Network News Spring 2007, Vol. 20 No. 1

FCE study on carbon sequestration by mangrove forests in the southwest Florida Everglades

In October 2005, hurricane Wilma severely disrupted the Florida Everglades ecosystem. Fringing mangrove forests exposed to hurricane-level winds were effectively destroyed, while more sheltered forests were severely damaged. At the FCE-LTER flux tower site (SRS-6), about a third of the trees were destroyed and roughly 3 cm of carbonate mud added on the mangrove forest floor. All instruments on the flux tower were also destroyed (Figure 1) and the tower itself damaged beyond repair and had to be replaced. The boardwalks and supporting structures also had to be re-built.

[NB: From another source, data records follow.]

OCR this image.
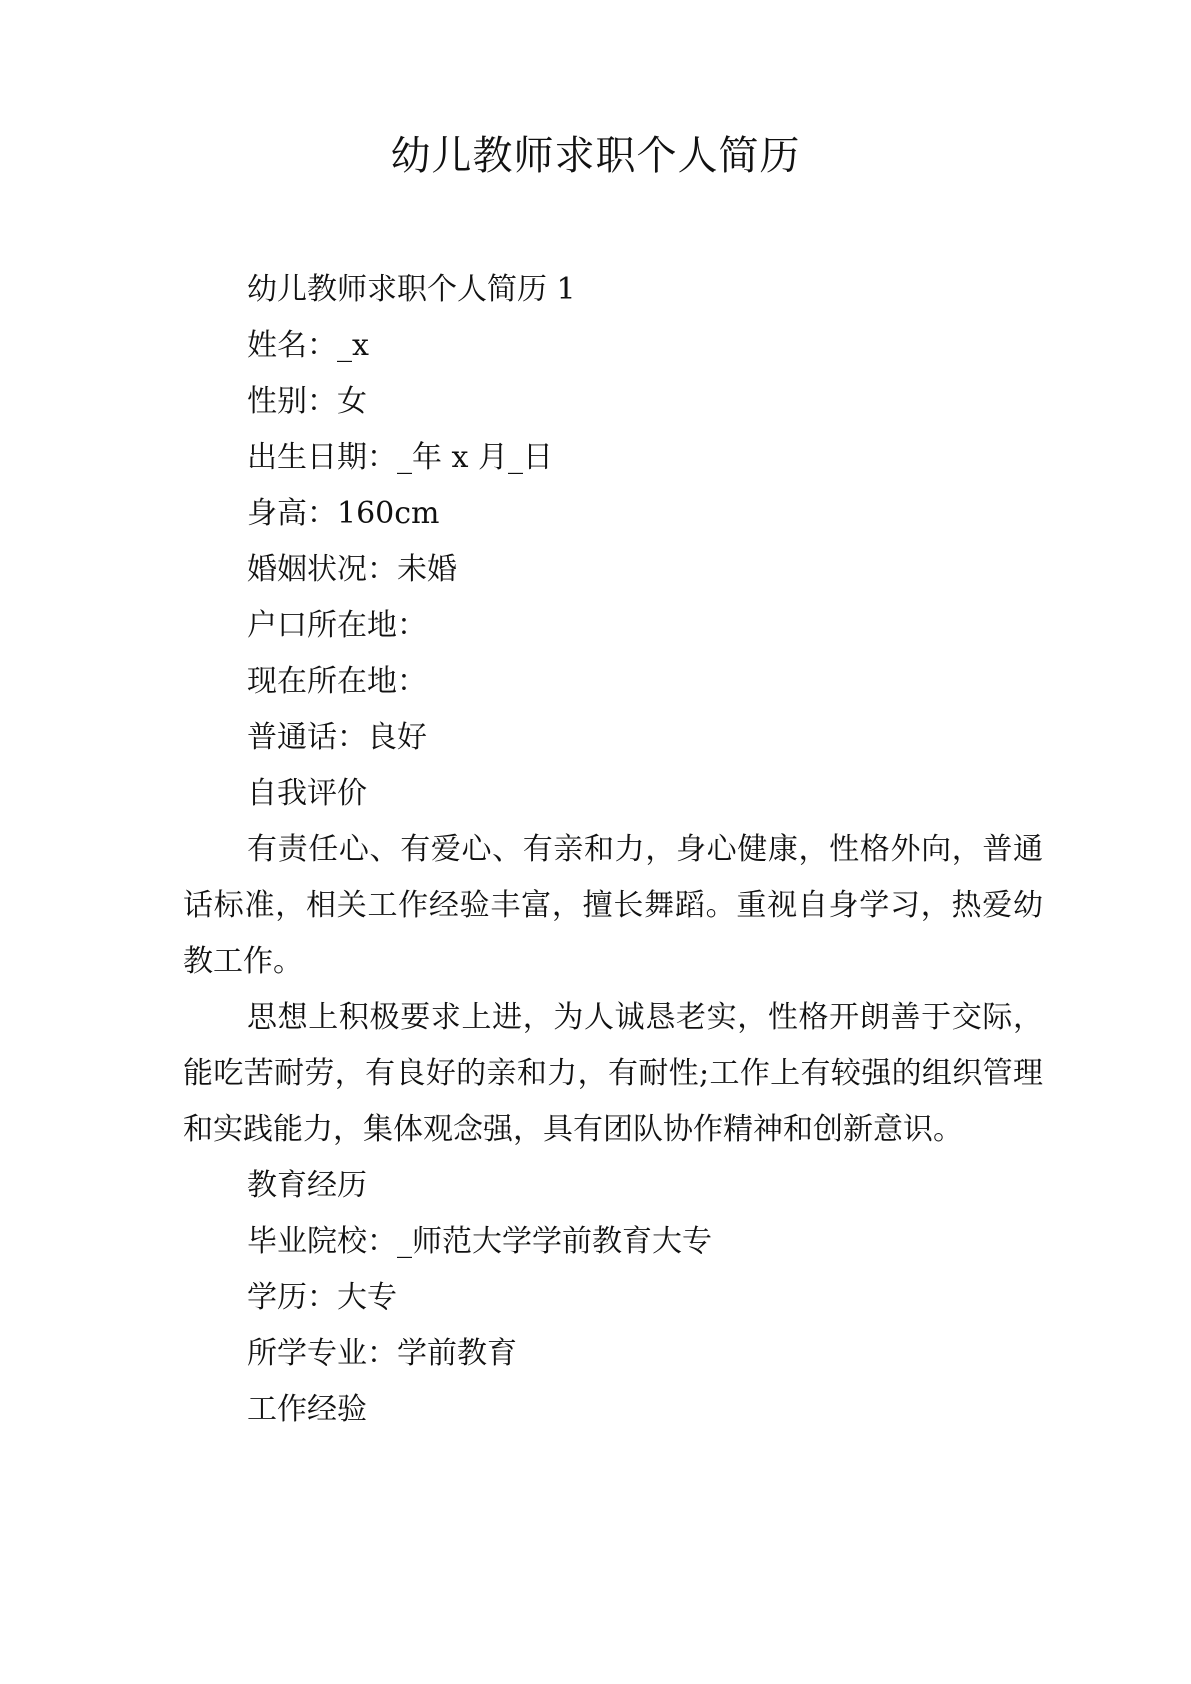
幼儿教师求职个人简历
幼儿教师求职个人简历 1
姓名：_x
性别：女
出生日期：_年 x 月_日
身高：160cm
婚姻状况：未婚
户口所在地：
现在所在地：
普通话：良好
自我评价

有责任心、有爱心、有亲和力，身心健康，性格外向，普通话标准，相关工作经验丰富，擅长舞蹈。重视自身学习，热爱幼教工作。

思想上积极要求上进，为人诚恳老实，性格开朗善于交际，能吃苦耐劳，有良好的亲和力，有耐性;工作上有较强的组织管理和实践能力，集体观念强，具有团队协作精神和创新意识。

教育经历
毕业院校：_师范大学学前教育大专
学历：大专
所学专业：学前教育
工作经验
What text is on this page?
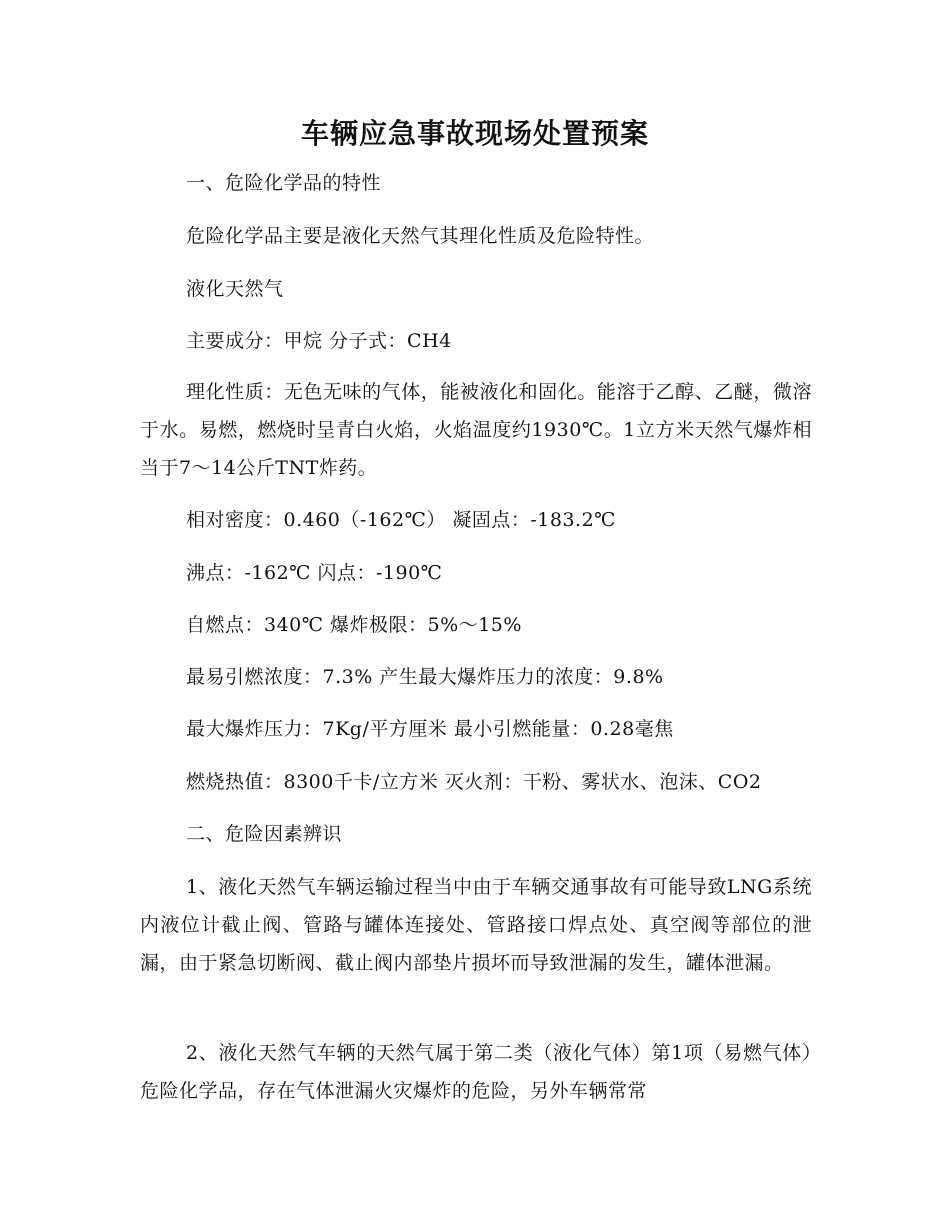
车辆应急事故现场处置预案
一、危险化学品的特性
危险化学品主要是液化天然气其理化性质及危险特性。
液化天然气
主要成分：甲烷 分子式：CH4
理化性质：无色无味的气体，能被液化和固化。能溶于乙醇、乙醚，微溶于水。易燃，燃烧时呈青白火焰，火焰温度约1930℃。1立方米天然气爆炸相当于7～14公斤TNT炸药。
相对密度：0.460（-162℃） 凝固点：-183.2℃
沸点：-162℃ 闪点：-190℃
自燃点：340℃ 爆炸极限：5%～15%
最易引燃浓度：7.3% 产生最大爆炸压力的浓度：9.8%
最大爆炸压力：7Kg/平方厘米 最小引燃能量：0.28毫焦
燃烧热值：8300千卡/立方米 灭火剂：干粉、雾状水、泡沫、CO2
二、危险因素辨识
1、液化天然气车辆运输过程当中由于车辆交通事故有可能导致LNG系统内液位计截止阀、管路与罐体连接处、管路接口焊点处、真空阀等部位的泄漏，由于紧急切断阀、截止阀内部垫片损坏而导致泄漏的发生，罐体泄漏。
2、液化天然气车辆的天然气属于第二类（液化气体）第1项（易燃气体）危险化学品，存在气体泄漏火灾爆炸的危险，另外车辆常常
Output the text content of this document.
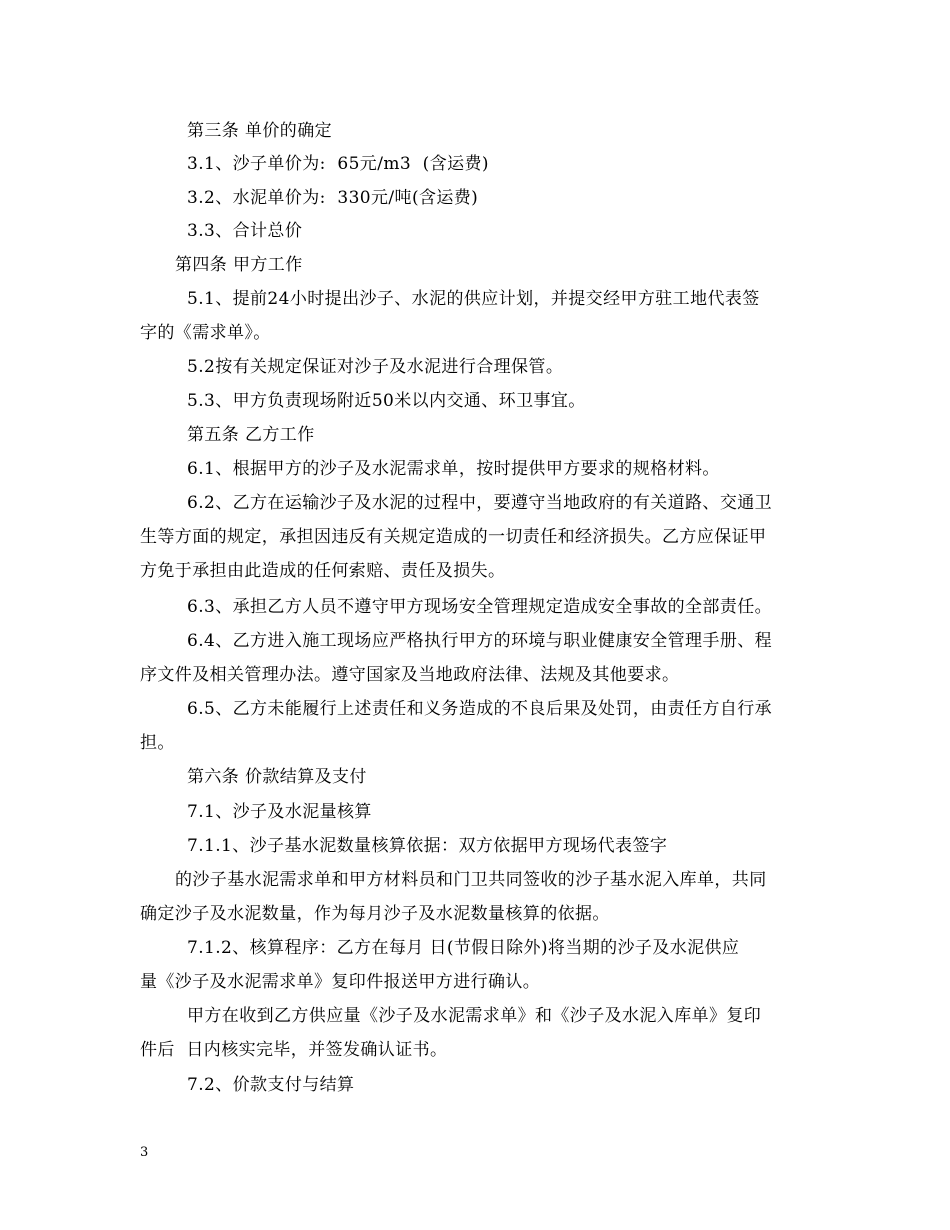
第三条 单价的确定
3.1、沙子单价为:  65元/m3  (含运费)
3.2、水泥单价为:  330元/吨(含运费)
3.3、合计总价
第四条 甲方工作
5.1、提前24小时提出沙子、水泥的供应计划，并提交经甲方驻工地代表签
字的《需求单》。
5.2按有关规定保证对沙子及水泥进行合理保管。
5.3、甲方负责现场附近50米以内交通、环卫事宜。
第五条 乙方工作
6.1、根据甲方的沙子及水泥需求单，按时提供甲方要求的规格材料。
6.2、乙方在运输沙子及水泥的过程中，要遵守当地政府的有关道路、交通卫
生等方面的规定，承担因违反有关规定造成的一切责任和经济损失。乙方应保证甲
方免于承担由此造成的任何索赔、责任及损失。
6.3、承担乙方人员不遵守甲方现场安全管理规定造成安全事故的全部责任。
6.4、乙方进入施工现场应严格执行甲方的环境与职业健康安全管理手册、程
序文件及相关管理办法。遵守国家及当地政府法律、法规及其他要求。
6.5、乙方未能履行上述责任和义务造成的不良后果及处罚，由责任方自行承
担。
第六条 价款结算及支付
7.1、沙子及水泥量核算
7.1.1、沙子基水泥数量核算依据：双方依据甲方现场代表签字
的沙子基水泥需求单和甲方材料员和门卫共同签收的沙子基水泥入库单，共同
确定沙子及水泥数量，作为每月沙子及水泥数量核算的依据。
7.1.2、核算程序：乙方在每月 日(节假日除外)将当期的沙子及水泥供应
量《沙子及水泥需求单》复印件报送甲方进行确认。
甲方在收到乙方供应量《沙子及水泥需求单》和《沙子及水泥入库单》复印
件后  日内核实完毕，并签发确认证书。
7.2、价款支付与结算
3
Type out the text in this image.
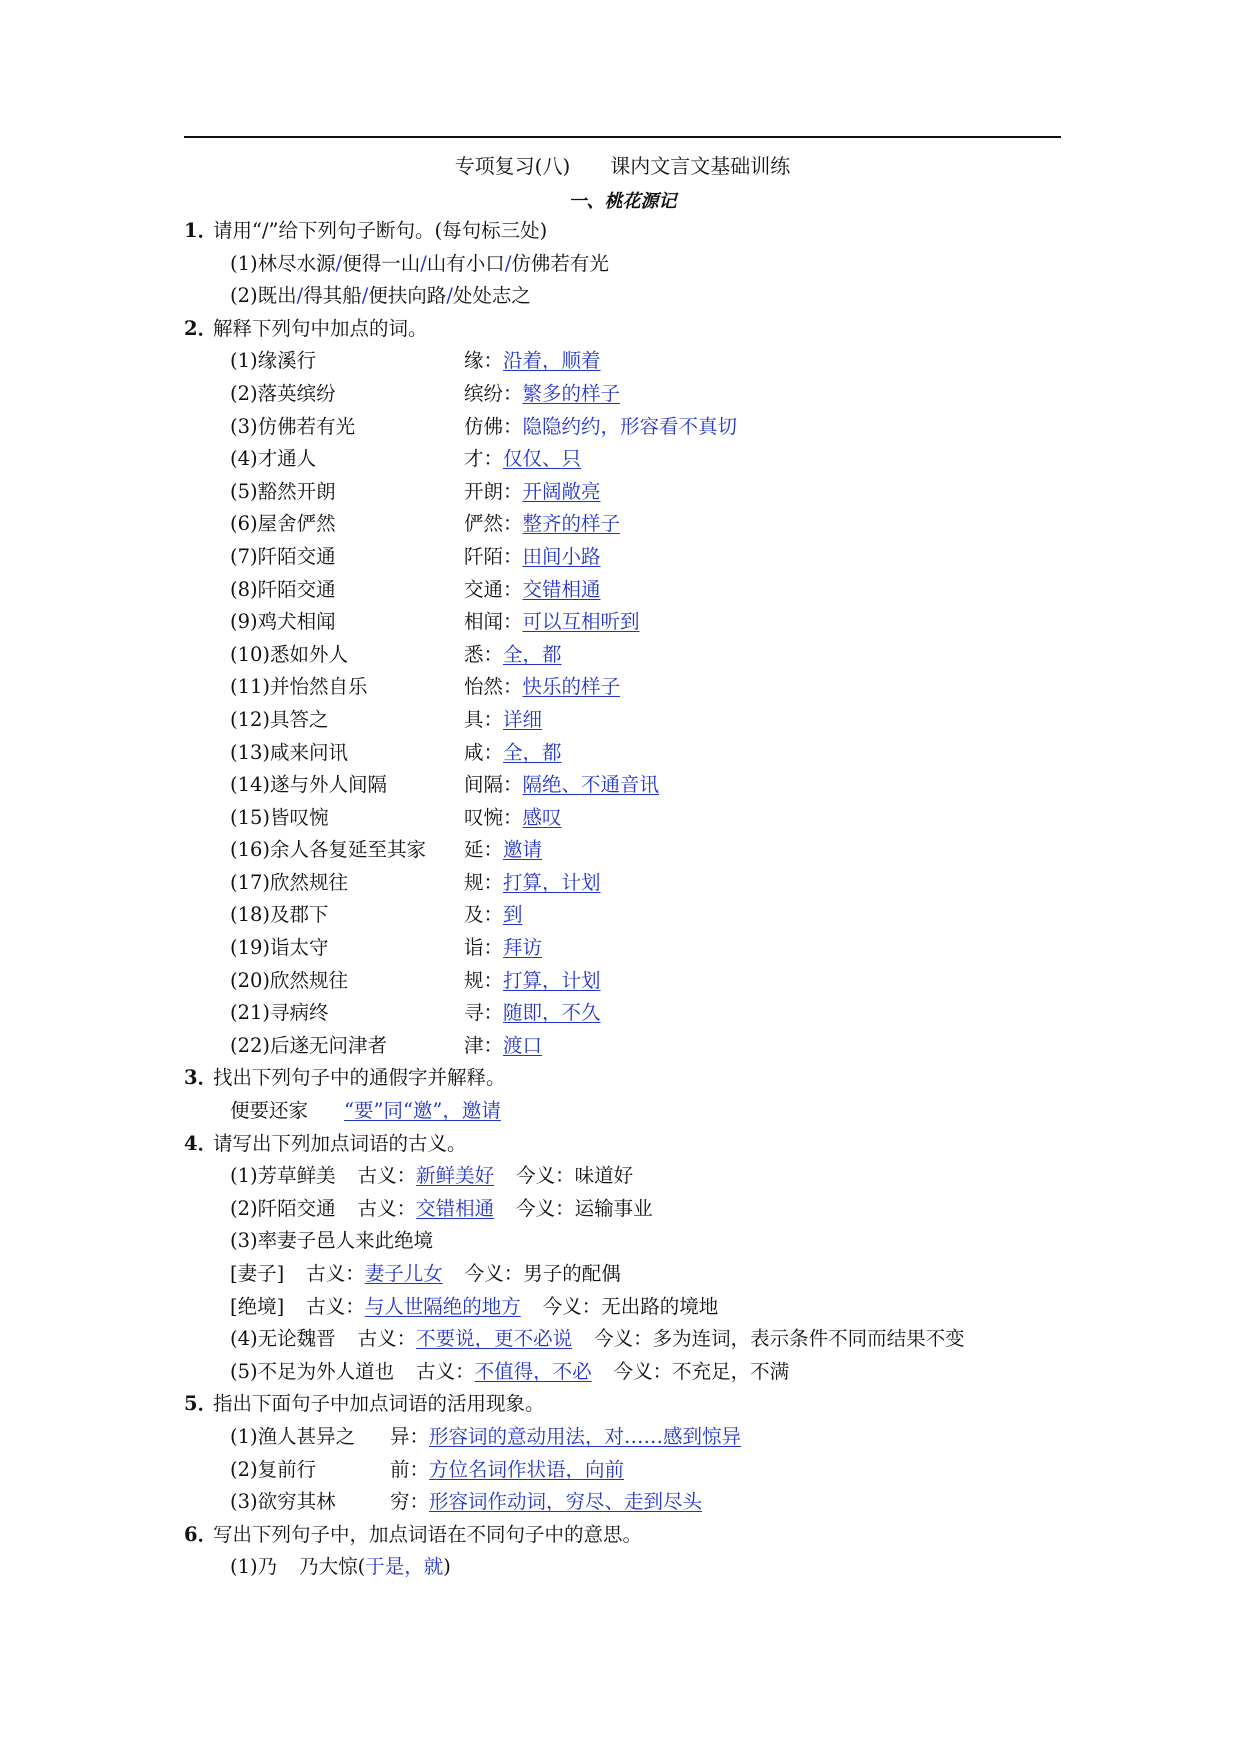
专项复习(八) 课内文言文基础训练
一、桃花源记
1．请用“/”给下列句子断句。(每句标三处)
(1)林尽水源/便得一山/山有小口/仿佛若有光
(2)既出/得其船/便扶向路/处处志之
2．解释下列句中加点的词。
(1)缘溪行	缘：沿着，顺着
(2)落英缤纷	缤纷：繁多的样子
(3)仿佛若有光	仿佛：隐隐约约，形容看不真切
(4)才通人	才：仅仅、只
(5)豁然开朗	开朗：开阔敞亮
(6)屋舍俨然	俨然：整齐的样子
(7)阡陌交通	阡陌：田间小路
(8)阡陌交通	交通：交错相通
(9)鸡犬相闻	相闻：可以互相听到
(10)悉如外人	悉：全，都
(11)并怡然自乐	怡然：快乐的样子
(12)具答之	具：详细
(13)咸来问讯	咸：全，都
(14)遂与外人间隔	间隔：隔绝、不通音讯
(15)皆叹惋	叹惋：感叹
(16)余人各复延至其家 延：邀请
(17)欣然规往	规：打算，计划
(18)及郡下	及：到
(19)诣太守	诣：拜访
(20)欣然规往	规：打算，计划
(21)寻病终	寻：随即，不久
(22)后遂无问津者	津：渡口
3．找出下列句子中的通假字并解释。
便要还家 “要”同“邀”，邀请
4．请写出下列加点词语的古义。
(1)芳草鲜美 古义：新鲜美好 今义：味道好
(2)阡陌交通 古义：交错相通 今义：运输事业
(3)率妻子邑人来此绝境
[妻子] 古义：妻子儿女 今义：男子的配偶
[绝境] 古义：与人世隔绝的地方 今义：无出路的境地
(4)无论魏晋 古义：不要说，更不必说 今义：多为连词，表示条件不同而结果不变
(5)不足为外人道也 古义：不值得，不必 今义：不充足，不满
5．指出下面句子中加点词语的活用现象。
(1)渔人甚异之 异：形容词的意动用法，对……感到惊异
(2)复前行	前：方位名词作状语，向前
(3)欲穷其林	穷：形容词作动词，穷尽、走到尽头
6．写出下列句子中，加点词语在不同句子中的意思。
(1)乃 乃大惊(于是，就)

The reconstruction of the flux tower was completed in October 2006 (Figure 2) and comparisons between pre- and post-hurricane ecosystem response and function are now possible. Despite its destruction, hurricane Wilma and the "fortuitous" location of the tower provided us a rare opportunity to investigate the responses of mangrove forests to disturbances. For example, we can now quantify changes in the carbon dioxide (CO2) exchanges between the mangrove forest canopy and the atmosphere before and after the hurricane. Figure 3 illustrates the results of analyses with pre- and post-hurricane data. It is evident from the results that during the day the mangrove forest assimilates CO2 at much lower rates than before the hurricane. The reduced CO2 assimilation is likely linked to the decrease in active biomass within the forest canopy. The respiration rates before and after the hurricane are currently similar but are expected to increase in the future as the biomass introduced by hurricane Wilma decomposes.

In addition to re-starting the carbon flux measurements, after Wilma additional projects were initiated to study transpiration rates, soil water content, and other components of the local hydrologic cycle. These field investigations are adding new knowledge to develop an improved understanding of disturbance effects on ecosystem responses and functioning along the interface between water and land. The studies are contributing to our basic understanding of how coastal ecosystems function while recovering from large-scale disturbances. They may also shed light on the effects of similar large-scale anthropogenic influences, such as global climate change and sea level rise. This research will also provide information needed for the development of process-based numerical models to help predict ecosystem functioning under the influences of regional and global environmental changes.